In the enterprise environment, dealing with several applications is the norm, both internal and external. From the architecture governance perspective, having control of user information and control over who and how one can access that information is quite important. That’s why single sign-on (SSO) exists.
SSO is used when you authenticate to your authentication platform (Azure AD, for example) and manage application access to your user’s data. When you have mixed authentication platforms, Federation is one way to integrate with other apps, letting them know that you have already authenticated one user, and providing them the information necessary to work.

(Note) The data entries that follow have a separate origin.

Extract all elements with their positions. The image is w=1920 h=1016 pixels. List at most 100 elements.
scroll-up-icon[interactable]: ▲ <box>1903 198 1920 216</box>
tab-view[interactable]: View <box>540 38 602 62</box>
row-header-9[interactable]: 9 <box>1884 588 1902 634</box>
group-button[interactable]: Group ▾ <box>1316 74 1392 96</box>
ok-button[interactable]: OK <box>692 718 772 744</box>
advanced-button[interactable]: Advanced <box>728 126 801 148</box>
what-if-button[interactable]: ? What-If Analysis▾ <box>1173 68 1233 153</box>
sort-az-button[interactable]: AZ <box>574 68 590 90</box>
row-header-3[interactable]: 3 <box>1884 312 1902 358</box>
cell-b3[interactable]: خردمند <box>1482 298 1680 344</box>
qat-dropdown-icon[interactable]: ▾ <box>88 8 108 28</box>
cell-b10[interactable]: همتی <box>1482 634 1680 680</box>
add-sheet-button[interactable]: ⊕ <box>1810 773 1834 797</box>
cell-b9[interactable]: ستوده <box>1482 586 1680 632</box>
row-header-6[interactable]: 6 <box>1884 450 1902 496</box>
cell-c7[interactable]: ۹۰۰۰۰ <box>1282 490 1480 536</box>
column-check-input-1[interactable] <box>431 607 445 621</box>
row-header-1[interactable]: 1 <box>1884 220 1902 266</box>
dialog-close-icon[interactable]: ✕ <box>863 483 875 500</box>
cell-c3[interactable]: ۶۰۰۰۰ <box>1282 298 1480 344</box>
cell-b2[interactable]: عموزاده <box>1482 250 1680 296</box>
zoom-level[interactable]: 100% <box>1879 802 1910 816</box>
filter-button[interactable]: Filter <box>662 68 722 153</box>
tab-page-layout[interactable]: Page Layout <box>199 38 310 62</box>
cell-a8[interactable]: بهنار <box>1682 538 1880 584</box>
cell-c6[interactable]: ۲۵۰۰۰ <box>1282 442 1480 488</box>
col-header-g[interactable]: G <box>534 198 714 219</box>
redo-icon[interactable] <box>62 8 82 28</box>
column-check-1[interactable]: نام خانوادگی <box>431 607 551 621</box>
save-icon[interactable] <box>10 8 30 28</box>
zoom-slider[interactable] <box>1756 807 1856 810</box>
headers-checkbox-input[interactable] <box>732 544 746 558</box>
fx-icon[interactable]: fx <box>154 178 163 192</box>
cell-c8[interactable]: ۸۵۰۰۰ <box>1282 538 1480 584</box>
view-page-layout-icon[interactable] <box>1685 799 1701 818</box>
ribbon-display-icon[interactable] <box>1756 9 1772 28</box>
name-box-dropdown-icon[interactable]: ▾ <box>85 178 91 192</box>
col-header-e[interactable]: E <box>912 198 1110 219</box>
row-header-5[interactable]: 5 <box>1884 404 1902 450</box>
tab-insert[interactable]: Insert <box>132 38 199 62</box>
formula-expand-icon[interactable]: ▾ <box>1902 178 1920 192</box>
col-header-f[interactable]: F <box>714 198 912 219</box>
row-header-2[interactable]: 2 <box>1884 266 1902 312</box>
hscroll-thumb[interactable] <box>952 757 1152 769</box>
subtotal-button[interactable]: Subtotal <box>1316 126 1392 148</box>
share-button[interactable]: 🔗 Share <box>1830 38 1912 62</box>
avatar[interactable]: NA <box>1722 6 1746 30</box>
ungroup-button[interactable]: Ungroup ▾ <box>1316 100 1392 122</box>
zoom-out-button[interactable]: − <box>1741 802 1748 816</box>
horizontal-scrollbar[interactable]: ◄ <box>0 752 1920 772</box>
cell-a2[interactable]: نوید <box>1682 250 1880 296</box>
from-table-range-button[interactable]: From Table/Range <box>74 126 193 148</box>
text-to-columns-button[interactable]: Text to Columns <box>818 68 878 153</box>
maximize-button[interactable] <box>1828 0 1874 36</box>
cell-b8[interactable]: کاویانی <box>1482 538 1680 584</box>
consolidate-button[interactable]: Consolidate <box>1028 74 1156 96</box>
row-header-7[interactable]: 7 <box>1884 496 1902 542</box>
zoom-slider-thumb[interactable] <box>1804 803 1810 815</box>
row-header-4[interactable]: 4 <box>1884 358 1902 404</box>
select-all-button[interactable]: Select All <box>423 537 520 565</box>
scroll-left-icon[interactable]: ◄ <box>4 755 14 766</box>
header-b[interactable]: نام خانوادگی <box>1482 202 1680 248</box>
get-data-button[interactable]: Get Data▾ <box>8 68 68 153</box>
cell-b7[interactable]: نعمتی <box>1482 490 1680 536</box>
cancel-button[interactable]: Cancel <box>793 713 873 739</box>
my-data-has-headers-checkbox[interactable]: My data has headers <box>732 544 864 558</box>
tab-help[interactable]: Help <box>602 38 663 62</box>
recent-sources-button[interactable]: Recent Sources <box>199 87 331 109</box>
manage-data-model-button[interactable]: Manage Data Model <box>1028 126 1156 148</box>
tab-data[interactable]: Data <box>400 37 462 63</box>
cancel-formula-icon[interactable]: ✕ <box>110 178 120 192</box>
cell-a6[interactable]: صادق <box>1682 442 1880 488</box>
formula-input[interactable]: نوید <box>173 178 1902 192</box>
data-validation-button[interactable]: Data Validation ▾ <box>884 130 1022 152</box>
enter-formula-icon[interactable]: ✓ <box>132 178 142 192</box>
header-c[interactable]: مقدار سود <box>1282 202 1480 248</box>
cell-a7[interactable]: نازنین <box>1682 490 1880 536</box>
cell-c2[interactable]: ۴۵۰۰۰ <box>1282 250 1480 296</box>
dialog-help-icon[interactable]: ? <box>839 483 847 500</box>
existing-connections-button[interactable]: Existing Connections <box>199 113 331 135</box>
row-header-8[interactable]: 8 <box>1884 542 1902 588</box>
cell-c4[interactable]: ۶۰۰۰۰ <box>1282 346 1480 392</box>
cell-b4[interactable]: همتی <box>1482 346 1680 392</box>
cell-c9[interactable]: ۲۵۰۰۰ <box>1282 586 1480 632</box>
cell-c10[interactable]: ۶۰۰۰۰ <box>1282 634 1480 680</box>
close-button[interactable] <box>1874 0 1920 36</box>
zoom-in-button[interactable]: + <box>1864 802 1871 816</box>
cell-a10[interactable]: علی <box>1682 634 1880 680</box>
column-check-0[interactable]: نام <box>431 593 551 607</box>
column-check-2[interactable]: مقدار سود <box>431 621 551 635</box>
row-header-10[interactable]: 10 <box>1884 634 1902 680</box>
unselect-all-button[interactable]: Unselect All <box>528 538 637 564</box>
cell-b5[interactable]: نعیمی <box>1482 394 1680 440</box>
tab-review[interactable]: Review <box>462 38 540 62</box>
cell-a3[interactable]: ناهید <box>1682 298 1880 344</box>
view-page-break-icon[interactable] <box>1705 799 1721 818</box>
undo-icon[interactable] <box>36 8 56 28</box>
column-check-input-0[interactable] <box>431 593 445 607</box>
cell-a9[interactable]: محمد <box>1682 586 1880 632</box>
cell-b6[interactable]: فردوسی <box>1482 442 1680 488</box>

These integrations (SSO and federated approach) are normally done by integration languages like SAML2, OAuth2, or OpenID. SAML is an open standard for authentication and authorization between identity providers and service providers. SAML is an XML-based markup for security assertions. OAuth is the industry-standard protocol for authorization that provides authorization flows for web, desktop, and mobile solutions. OpenID is an open standard and decentralized authorization protocol allowing users to identify themselves through a URL (or XRI).
Let’s clarify these terms with a very useful example.
Josh, six months ago.
Josh works as a salesman in Sales One Company. When he starts work, he uses his corporate ID to log on to his PC. This PC is connected to Sales One Windows’ Domain. After that, he has to log in to Salesforce to start working on prospects and sales. Sales One started ten years ago and they started using Google Drive as their document repository. So, Josh has to log in again with his Google account to access important documents like contract formats.
Josh has three different identities to do his work, one for his PC, one for Salesforce, and another one for Google Drive. This is hard for him because he has to remember three different accounts and three different passwords (three different identities). Because of that, every time that Josh changes some of his information (Phone number, Address, and so on), he has to log in to the three different systems and provide the same information three times.